Edelweiss ARC had taken possession of the plot after the developer had defaulted on a loan provided by IFCI and Central Bank of India.
Following this transaction, DB Realty has utilised the money paid by Prestige Projects to repay the lenders.
The buyer has also taken over certain loan obligations of DB Realty and thus all the lenders have released and reconveyed the security interest created in the said property. Hence, there is no subsisting charge, mortgage, or security interest on the said property, showed the agreement accessed through CRE Matrix.DB Realty had acquired the land as part of a redevelopment project from a local real estate developer in 2005. The proposed hotel project was abandoned after it got entangled in issues related to approvals for a higher floor space index, which is the ratio of development permitted on a plot.According to reports, the plot was being jointly developed by DB Realty and Pune-based Panchshil Realty but work on two high-end luxury towers planned later got stuck early last year over non-payment of loans.
The Prestige Group is planning to develop two luxury residential towers on this plot overlooking the Queen’s necklace and the Arabian sea. With this, the group will further expand its presence in Mumbai’s luxury space, said Tariq Ahmed, CEO, West India, Prestige Group.
ET’s email query to DB Realty remained unanswered until the time of going to press.
Prior to this, Prestige Estates Projects had made two strategic acquisitions to attain complete ownership of two of DB Realty’s key projects in central Mumbai’s Bandra-Kurla Complex (BKC) and south Mumbai’s Mahalaxmi locality by picking up balance stake for a total consideration of over Rs 1,176 crore.
The BKC project has a potential gross leasable area of 2.79 million sq ft Grade A office space, while the project in Mahalaxmi has potential gross leasable area of 2.9 million sq ft of Grade A office space.

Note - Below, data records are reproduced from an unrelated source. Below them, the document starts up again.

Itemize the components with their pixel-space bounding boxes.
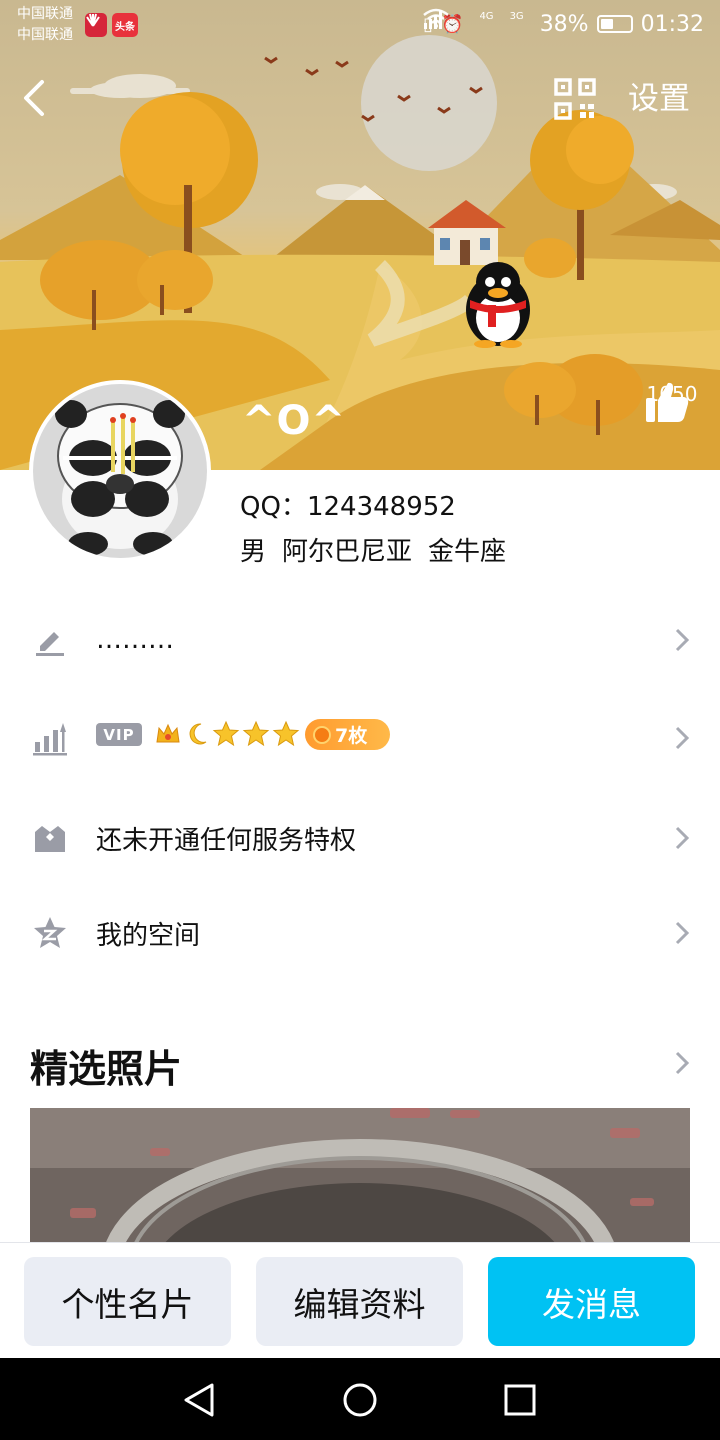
- network-type-label: 3G: [509, 10, 524, 22]
- qq-number-line: QQ：124348952: [240, 486, 456, 523]
- featured-photos-title: 精选照片: [30, 1047, 183, 1091]
- qq-number: 124348952: [306, 492, 456, 522]
- qr-code-button[interactable]: [554, 78, 596, 120]
- location: 阿尔巴尼亚: [282, 537, 413, 567]
- battery-icon: [596, 15, 633, 33]
- settings-button[interactable]: 设置: [628, 78, 690, 120]
- carrier-label: 中国联通: [17, 27, 73, 43]
- qzone-star-icon: [34, 917, 66, 948]
- vip-level-row[interactable]: VIP 7枚: [0, 698, 720, 778]
- action-bar: 个性名片 编辑资料 发消息: [0, 1242, 720, 1358]
- photo-thumbnail: [30, 1108, 690, 1248]
- system-navigation-bar: [0, 1358, 720, 1440]
- qzone-row[interactable]: 我的空间: [0, 893, 720, 973]
- pencil-icon: [36, 632, 64, 656]
- chevron-right-icon: [675, 726, 690, 750]
- toutiao-app-icon: 头条: [112, 13, 138, 37]
- status-bar: 中国联通 中国联通 头条 ▯ ⏰ 4G 3G 38% 01:32: [0, 0, 720, 48]
- featured-photo[interactable]: [30, 1108, 690, 1248]
- signature-row[interactable]: ………: [0, 600, 720, 680]
- home-circle-icon[interactable]: [342, 1382, 378, 1418]
- gender: 男: [240, 537, 267, 567]
- thumbs-up-icon: [646, 382, 689, 422]
- moon-icon: [189, 723, 207, 745]
- zodiac: 金牛座: [428, 537, 507, 567]
- qq-label: QQ：: [240, 492, 307, 522]
- avatar[interactable]: [29, 380, 211, 562]
- profile-info-line: 男 阿尔巴尼亚 金牛座: [240, 531, 506, 568]
- privilege-text: 还未开通任何服务特权: [96, 825, 357, 856]
- crown-icon: [156, 723, 180, 743]
- star-icon: [272, 720, 300, 747]
- carrier-label: 中国联通: [17, 6, 73, 22]
- vip-badge: VIP: [96, 723, 142, 746]
- back-triangle-icon[interactable]: [182, 1382, 218, 1418]
- back-button[interactable]: [18, 74, 58, 122]
- chevron-left-icon: [24, 80, 44, 116]
- medal-icon: [313, 725, 331, 744]
- level-icons: [154, 720, 300, 748]
- huawei-app-icon: [85, 13, 107, 37]
- clock: 01:32: [640, 11, 704, 37]
- medal-count: 7枚: [335, 725, 368, 747]
- chevron-right-icon: [675, 921, 690, 945]
- battery-percent: 38%: [539, 11, 589, 37]
- chevron-right-icon: [675, 826, 690, 850]
- level-chart-icon: [33, 723, 67, 756]
- privilege-row[interactable]: 还未开通任何服务特权: [0, 798, 720, 878]
- panda-avatar-image: [33, 384, 207, 558]
- profile-card-button[interactable]: 个性名片: [24, 1257, 231, 1346]
- medal-count-badge: 7枚: [305, 719, 390, 750]
- signature-text: ………: [96, 625, 174, 655]
- send-message-button[interactable]: 发消息: [488, 1257, 695, 1346]
- recent-apps-square-icon[interactable]: [502, 1382, 538, 1418]
- privilege-crown-icon: [35, 826, 65, 852]
- chevron-right-icon: [675, 628, 690, 652]
- qr-code-icon: [554, 78, 596, 120]
- edit-profile-button[interactable]: 编辑资料: [256, 1257, 463, 1346]
- network-type-label: 4G: [479, 10, 494, 22]
- chevron-right-icon[interactable]: [674, 1050, 690, 1076]
- star-icon: [242, 720, 270, 747]
- nickname: ^O^: [242, 398, 347, 444]
- like-button[interactable]: 1050: [644, 380, 700, 422]
- qzone-text: 我的空间: [96, 920, 201, 951]
- star-icon: [212, 720, 240, 747]
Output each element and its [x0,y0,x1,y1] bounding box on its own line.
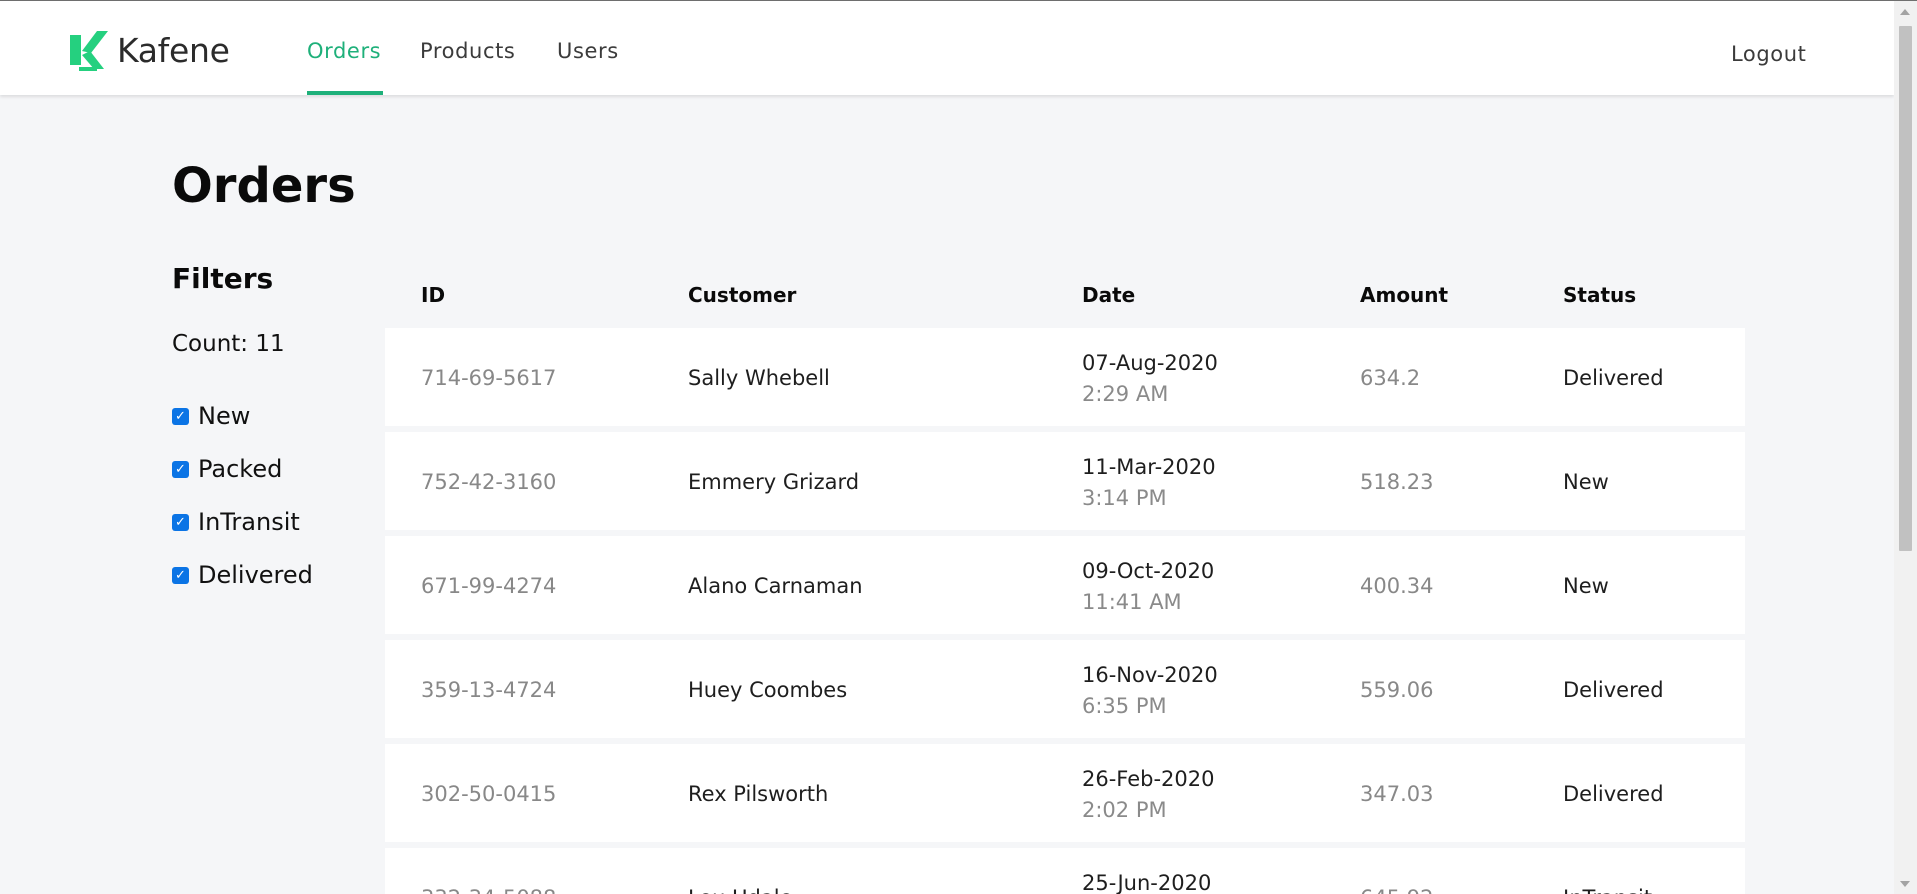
filter-packed-checkbox[interactable]: ✓ [172,460,189,478]
brand-logo[interactable]: Kafene [70,29,230,71]
order-time: 2:02 PM [1082,798,1167,822]
order-amount: 400.34 [1360,574,1434,598]
customer-name: Huey Coombes [688,678,848,702]
logout-link[interactable]: Logout [1731,42,1807,66]
order-date: 11-Mar-2020 [1082,455,1216,479]
order-amount: 347.03 [1360,782,1434,806]
order-time: 6:35 PM [1082,694,1167,718]
filter-delivered-checkbox[interactable]: ✓ [172,566,189,584]
brand-name: Kafene [117,30,230,70]
filter-packed-label: Packed [198,455,283,483]
order-id: 714-69-5617 [421,366,557,390]
order-amount: 518.23 [1360,470,1434,494]
table-row[interactable]: 302-50-0415 Rex Pilsworth 26-Feb-2020 2:… [385,744,1745,842]
customer-name: Rex Pilsworth [688,782,829,806]
order-date: 26-Feb-2020 [1082,767,1215,791]
column-header-amount: Amount [1360,283,1449,307]
order-status: InTransit [1563,886,1652,894]
order-count: Count: 11 [172,331,285,357]
filter-delivered[interactable]: ✓ Delivered [172,561,313,589]
filter-new-label: New [198,402,251,430]
customer-name: Emmery Grizard [688,470,860,494]
filter-intransit[interactable]: ✓ InTransit [172,508,300,536]
column-header-id: ID [421,283,446,307]
order-status: New [1563,470,1609,494]
page-scrollbar[interactable] [1894,1,1917,894]
filter-new-checkbox[interactable]: ✓ [172,407,189,425]
column-header-date: Date [1082,283,1136,307]
filter-intransit-label: InTransit [198,508,300,536]
top-navbar: Kafene Orders Products Users Logout [0,1,1894,95]
table-row[interactable]: 332-34-5088 Lou Udale 25-Jun-2020 645.92… [385,848,1745,894]
order-amount: 645.92 [1360,886,1433,894]
table-row[interactable]: 752-42-3160 Emmery Grizard 11-Mar-2020 3… [385,432,1745,530]
filters-title: Filters [172,262,274,295]
nav-orders[interactable]: Orders [307,39,381,63]
customer-name: Alano Carnaman [688,574,863,598]
order-id: 332-34-5088 [421,886,556,894]
order-date: 16-Nov-2020 [1082,663,1218,687]
order-time: 3:14 PM [1082,486,1167,510]
filter-packed[interactable]: ✓ Packed [172,455,282,483]
order-id: 752-42-3160 [421,470,557,494]
order-date: 25-Jun-2020 [1082,871,1212,894]
order-time: 2:29 AM [1082,382,1169,406]
order-amount: 559.06 [1360,678,1434,702]
table-row[interactable]: 671-99-4274 Alano Carnaman 09-Oct-2020 1… [385,536,1745,634]
filter-new[interactable]: ✓ New [172,402,250,430]
order-id: 359-13-4724 [421,678,557,702]
column-header-customer: Customer [688,283,797,307]
column-header-status: Status [1563,283,1637,307]
filter-delivered-label: Delivered [198,561,313,589]
customer-name: Lou Udale [688,886,793,894]
filter-intransit-checkbox[interactable]: ✓ [172,513,189,531]
scroll-up-icon[interactable] [1900,9,1910,15]
order-status: Delivered [1563,678,1664,702]
active-nav-indicator [307,91,383,95]
kafene-logo-icon [70,31,108,71]
order-status: Delivered [1563,366,1664,390]
table-row[interactable]: 359-13-4724 Huey Coombes 16-Nov-2020 6:3… [385,640,1745,738]
scroll-down-icon[interactable] [1900,881,1910,887]
order-id: 302-50-0415 [421,782,557,806]
nav-products[interactable]: Products [420,39,515,63]
scrollbar-thumb[interactable] [1899,26,1912,551]
order-time: 11:41 AM [1082,590,1182,614]
order-date: 09-Oct-2020 [1082,559,1215,583]
nav-users[interactable]: Users [557,39,619,63]
order-id: 671-99-4274 [421,574,557,598]
table-row[interactable]: 714-69-5617 Sally Whebell 07-Aug-2020 2:… [385,328,1745,426]
page-title: Orders [172,158,356,214]
order-amount: 634.2 [1360,366,1421,390]
customer-name: Sally Whebell [688,366,830,390]
order-status: New [1563,574,1609,598]
order-status: Delivered [1563,782,1664,806]
order-date: 07-Aug-2020 [1082,351,1218,375]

Both the projects, in BKC and Mahalaxmi, are currently under construction and are expected to be completed within the next 3-4 years.
Industry experts believe the ongoing market consolidation in favour of large and established developers will gain further momentum owing to their better execution ability and access to liquidity.
Transactions for land parcels have started to gather pace again with many deals including outright acquisitions and joint ventures in key property markets of Mumbai, Pune, Chennai, Hyderabad and Bengaluru either being closed or expected to close soon.